Quaternion Sliding Variables in Manipulator Control
Brett T. Lopez, Jean-Jacques Slotine
TL;DR
This work addresses robust orientation control for a manipulator end-effector by introducing two quaternion-based sliding variables on $\mathbb{S}^3 \times \mathbb{R}^3$ that guarantee global exponential convergence and prevent unwinding. The approach handles both local and global representations of the angular velocity, using the error quaternion $q_e = q_d^* \otimes q$, and leads to a task-space torque controller that combines a quaternion sliding variable with a position sliding variable to achieve simultaneous pose and orientation tracking. Key contributions include explicit definitions of a local ($s_q$) and a global ($\mathfrak{s}_q$) sliding variable, their invariant error dynamics proofs, and an inverse kinematics torque control law that achieves global exponential convergence under non-singular Jacobians. The results have practical impact for safe and efficient robotic manipulation, enabling full-envelope orientation tracking without unwinding and without reliance on Euler-angle representations, with potential extensions to dual-quaternion formalisms.
Abstract
We present two quaternion-based sliding variables for controlling the orientation of a manipulator's end-effector.
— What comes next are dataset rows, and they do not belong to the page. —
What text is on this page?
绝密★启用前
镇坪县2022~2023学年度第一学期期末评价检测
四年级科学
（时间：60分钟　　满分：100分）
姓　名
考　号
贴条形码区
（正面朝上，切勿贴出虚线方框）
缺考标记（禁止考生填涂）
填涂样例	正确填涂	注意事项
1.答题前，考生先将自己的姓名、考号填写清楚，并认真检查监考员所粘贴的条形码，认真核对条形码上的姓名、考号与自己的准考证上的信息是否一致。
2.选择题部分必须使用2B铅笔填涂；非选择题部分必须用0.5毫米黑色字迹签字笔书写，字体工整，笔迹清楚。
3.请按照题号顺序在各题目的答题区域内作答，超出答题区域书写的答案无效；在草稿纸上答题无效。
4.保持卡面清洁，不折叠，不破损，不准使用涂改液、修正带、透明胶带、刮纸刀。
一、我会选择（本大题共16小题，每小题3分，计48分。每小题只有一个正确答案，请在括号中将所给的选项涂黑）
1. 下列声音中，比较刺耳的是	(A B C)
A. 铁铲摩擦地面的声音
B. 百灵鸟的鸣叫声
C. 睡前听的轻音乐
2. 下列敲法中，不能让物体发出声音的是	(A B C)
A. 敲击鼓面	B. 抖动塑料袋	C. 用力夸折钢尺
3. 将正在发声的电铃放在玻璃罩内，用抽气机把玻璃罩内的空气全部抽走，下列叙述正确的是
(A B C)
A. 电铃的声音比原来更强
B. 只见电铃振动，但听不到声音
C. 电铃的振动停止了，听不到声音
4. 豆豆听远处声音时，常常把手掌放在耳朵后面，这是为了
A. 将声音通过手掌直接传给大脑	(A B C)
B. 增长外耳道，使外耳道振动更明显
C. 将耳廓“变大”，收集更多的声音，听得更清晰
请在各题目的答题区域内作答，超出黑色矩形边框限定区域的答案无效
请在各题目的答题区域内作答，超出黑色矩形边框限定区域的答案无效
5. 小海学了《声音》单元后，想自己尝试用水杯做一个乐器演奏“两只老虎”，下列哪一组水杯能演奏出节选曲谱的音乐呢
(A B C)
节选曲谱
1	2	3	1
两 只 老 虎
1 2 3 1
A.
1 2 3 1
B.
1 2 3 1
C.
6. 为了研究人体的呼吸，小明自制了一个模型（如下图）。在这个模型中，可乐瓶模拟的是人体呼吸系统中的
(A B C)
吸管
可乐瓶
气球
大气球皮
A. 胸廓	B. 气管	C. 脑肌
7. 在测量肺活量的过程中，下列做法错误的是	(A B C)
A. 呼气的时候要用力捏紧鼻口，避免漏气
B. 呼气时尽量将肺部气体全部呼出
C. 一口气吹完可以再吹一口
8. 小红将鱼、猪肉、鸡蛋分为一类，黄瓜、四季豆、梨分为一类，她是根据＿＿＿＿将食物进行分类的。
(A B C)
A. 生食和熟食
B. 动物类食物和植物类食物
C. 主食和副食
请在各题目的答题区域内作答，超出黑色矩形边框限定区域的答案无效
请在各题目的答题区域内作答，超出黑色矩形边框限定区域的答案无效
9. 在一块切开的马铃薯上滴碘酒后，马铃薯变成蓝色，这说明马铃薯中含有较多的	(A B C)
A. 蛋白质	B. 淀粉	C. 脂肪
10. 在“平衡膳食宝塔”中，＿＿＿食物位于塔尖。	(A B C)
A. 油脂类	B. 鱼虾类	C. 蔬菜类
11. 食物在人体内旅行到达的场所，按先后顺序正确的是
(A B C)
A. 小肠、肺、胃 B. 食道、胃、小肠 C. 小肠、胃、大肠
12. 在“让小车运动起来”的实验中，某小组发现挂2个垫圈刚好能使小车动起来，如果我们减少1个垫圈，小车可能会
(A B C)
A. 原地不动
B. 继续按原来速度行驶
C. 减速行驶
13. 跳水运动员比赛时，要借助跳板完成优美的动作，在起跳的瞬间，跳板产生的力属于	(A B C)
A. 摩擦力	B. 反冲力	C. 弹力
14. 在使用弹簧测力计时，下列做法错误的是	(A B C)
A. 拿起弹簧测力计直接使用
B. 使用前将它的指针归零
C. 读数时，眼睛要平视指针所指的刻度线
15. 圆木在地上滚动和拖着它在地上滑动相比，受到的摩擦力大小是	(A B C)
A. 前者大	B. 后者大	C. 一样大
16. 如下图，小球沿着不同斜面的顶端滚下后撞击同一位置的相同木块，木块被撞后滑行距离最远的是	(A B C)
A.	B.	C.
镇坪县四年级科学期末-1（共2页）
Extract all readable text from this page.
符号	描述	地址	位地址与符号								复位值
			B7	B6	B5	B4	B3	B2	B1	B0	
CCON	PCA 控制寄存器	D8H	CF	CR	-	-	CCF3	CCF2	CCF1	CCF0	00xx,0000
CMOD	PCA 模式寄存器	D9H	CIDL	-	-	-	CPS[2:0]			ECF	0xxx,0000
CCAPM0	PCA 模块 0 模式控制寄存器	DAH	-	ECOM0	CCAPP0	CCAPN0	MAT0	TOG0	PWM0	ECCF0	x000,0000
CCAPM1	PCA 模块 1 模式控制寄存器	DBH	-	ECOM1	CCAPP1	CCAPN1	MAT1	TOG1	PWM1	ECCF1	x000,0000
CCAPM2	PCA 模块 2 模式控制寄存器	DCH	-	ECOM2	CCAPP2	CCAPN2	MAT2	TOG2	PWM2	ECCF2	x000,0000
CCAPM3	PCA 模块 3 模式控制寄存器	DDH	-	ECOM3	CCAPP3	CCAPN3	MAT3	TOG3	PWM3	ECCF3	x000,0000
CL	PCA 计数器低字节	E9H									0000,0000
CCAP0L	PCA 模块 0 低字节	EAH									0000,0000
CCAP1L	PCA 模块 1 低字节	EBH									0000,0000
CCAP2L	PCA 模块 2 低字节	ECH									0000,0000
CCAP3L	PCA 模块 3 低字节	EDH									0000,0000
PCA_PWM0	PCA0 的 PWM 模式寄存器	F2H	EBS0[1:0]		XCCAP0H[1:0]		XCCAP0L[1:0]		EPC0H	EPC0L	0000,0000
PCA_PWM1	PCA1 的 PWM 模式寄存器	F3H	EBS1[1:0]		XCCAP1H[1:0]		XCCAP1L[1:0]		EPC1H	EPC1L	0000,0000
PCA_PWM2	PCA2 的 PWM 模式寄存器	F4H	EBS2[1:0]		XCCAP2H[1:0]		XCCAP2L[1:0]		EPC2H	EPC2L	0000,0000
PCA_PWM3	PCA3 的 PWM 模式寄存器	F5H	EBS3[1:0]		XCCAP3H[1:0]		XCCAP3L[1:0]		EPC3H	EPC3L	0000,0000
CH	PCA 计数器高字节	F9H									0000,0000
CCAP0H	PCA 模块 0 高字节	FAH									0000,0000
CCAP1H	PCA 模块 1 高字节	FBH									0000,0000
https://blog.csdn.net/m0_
Both sliding variables are free of singularities and represent global exponentially convergent error dynamics that do not exhibit unwinding when used in feedback. The choice of sliding variable is dictated by whether the end-effector's angular velocity vector is expressed in a local or global frame, and is a matter of convenience. Using quaternions allows the end-effector to move in its full operational envelope, which is not possible with other representations, e.g., Euler angles, that introduce representation-specific singularities. Further, the presented stability results are global rather than almost global, where the latter is often the best one can achieve when using rotation matrices to represent orientation.